I’m trying to fit this very simple data with targets in the range (0, 1), but even when two values are far apart, like .2 and .45, the loss is very small. So I end up with a very small loss, but the predictions are very wrong. How can improve my predictions?

Here’s my data and the model predictions after training for 1000 epochs with Adam, MSE, and a learning rate of .001. Trying BCELoss didn’t improve the results.

Inputs = [[14.0110, 2.0000], [18.9990, 3.0000], [12.0110, 0.0000], [16.9990, 1.0000]]
Targets = [0.6774895, 0.12747164, 0.02246823, 0.00056751847]
Predictions = [0.37114963, 0.31669545, 0.1016788, 0.09256815]

The last sample’s prediction is 163 times bigger than its target, but the loss is tiny (0.0084).

Here’s my model:

class Net(torch.nn.Module):
    def __init__(self, num_features):
        super().__init__()

        self.linear_hidden_1 = torch.nn.Linear(num_features, num_features * 2)
        self.linear_out = torch.nn.Linear(num_features * 2, 1)

    def forward(self, inputs):
        hidden = torch.nn.ReLU()(self.linear_hidden_1(inputs))

        out = torch.nn.Sigmoid()(self.linear_out(hidden)).flatten()

        return out

I would really appreciate any suggestions how to get it to predict properly.

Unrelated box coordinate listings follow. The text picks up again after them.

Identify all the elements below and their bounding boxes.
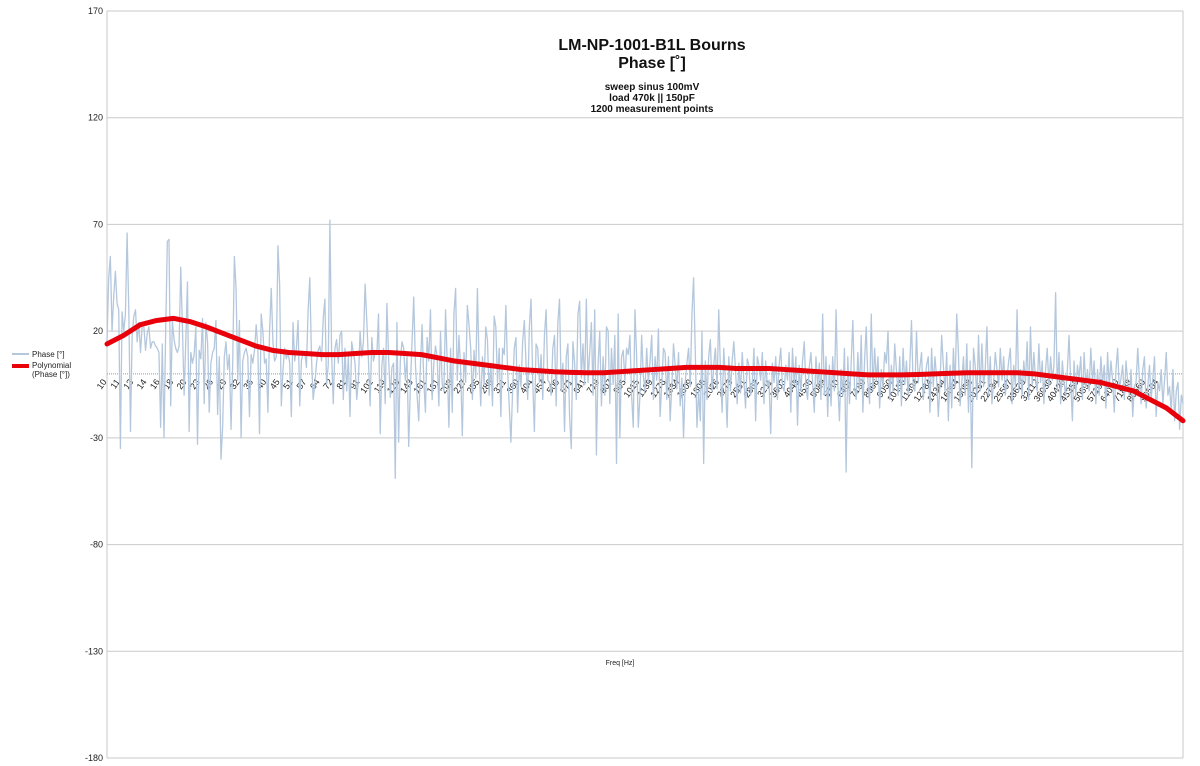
x-tick-label: 16 (148, 377, 162, 391)
x-tick-label: 20 (175, 377, 189, 391)
y-tick-label: 20 (93, 326, 103, 336)
series-layer (104, 219, 1186, 480)
x-axis-label: Freq [Hz] (606, 660, 635, 667)
y-tick-label: -130 (85, 646, 103, 656)
x-tick-label: 45 (268, 377, 282, 391)
y-tick-label: -180 (85, 753, 103, 763)
x-tick-label: 32 (228, 377, 242, 391)
chart-title-line-2: Phase [˚] (618, 55, 686, 72)
chart-subtitle-line-3: 1200 measurement points (591, 104, 714, 115)
legend-label-polynomial-line-2: (Phase [°]) (32, 370, 70, 379)
x-tick-label: 10 (95, 377, 109, 391)
x-tick-label: 57 (294, 377, 308, 391)
chart-title-line-1: LM-NP-1001-B1L Bourns (558, 37, 745, 54)
y-tick-labels: 170 120 70 20 -30 -80 -130 -180 (85, 6, 103, 763)
x-tick-label: 81 (334, 377, 348, 391)
legend-label-polynomial-line-1: Polynomial (32, 361, 71, 370)
x-tick-labels: 10 11 13 14 16 18 20 23 26 29 32 36 40 45 51 57 64 72 81 91… (95, 377, 1161, 403)
chart-subtitle-line-2: load 470k || 150pF (609, 93, 695, 104)
series-line-polynomial (104, 315, 1186, 424)
y-tick-label: 120 (88, 113, 103, 123)
gridlines (106, 10, 1184, 759)
x-tick-label: 102 (358, 377, 375, 395)
x-tick-label: 51 (281, 377, 295, 391)
legend-label-phase: Phase [°] (32, 350, 65, 359)
chart-subtitle-line-1: sweep sinus 100mV (605, 82, 700, 93)
x-tick-label: 13 (121, 377, 135, 391)
x-tick-label: 143 (398, 377, 415, 395)
legend: Phase [°] Polynomial (Phase [°]) (12, 350, 71, 379)
x-tick-label: 641 (571, 377, 588, 395)
y-tick-label: -80 (90, 540, 103, 550)
x-tick-label: 509 (545, 377, 562, 395)
x-tick-label: 14 (135, 377, 149, 391)
x-tick-label: 72 (321, 377, 335, 391)
y-tick-label: -30 (90, 433, 103, 443)
y-tick-label: 70 (93, 219, 103, 229)
series-line-phase (106, 219, 1184, 480)
y-tick-label: 170 (88, 6, 103, 16)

If your target values have a small values range and are thus also yielding a small loss, you could try to e.g. increase the learning rate. Alternatively, you could also normalize the targets to a “proper” range during training and “unnormalize” the model predictions during evaluation to get the real prediction values again.

If the target range is so small, does it really matter that the loss is small too?

Since updates to the weights have to be small since the values are packed together in such a small range, I feel like the small loss might not be a problem (e.g. if the range was (0,10), the weights & loss might just be scaled up by 10 & 10^2 without changing learning performance much).

I tried to train with targets scaled up to (0,100) but it didn’t noticeably improve performance.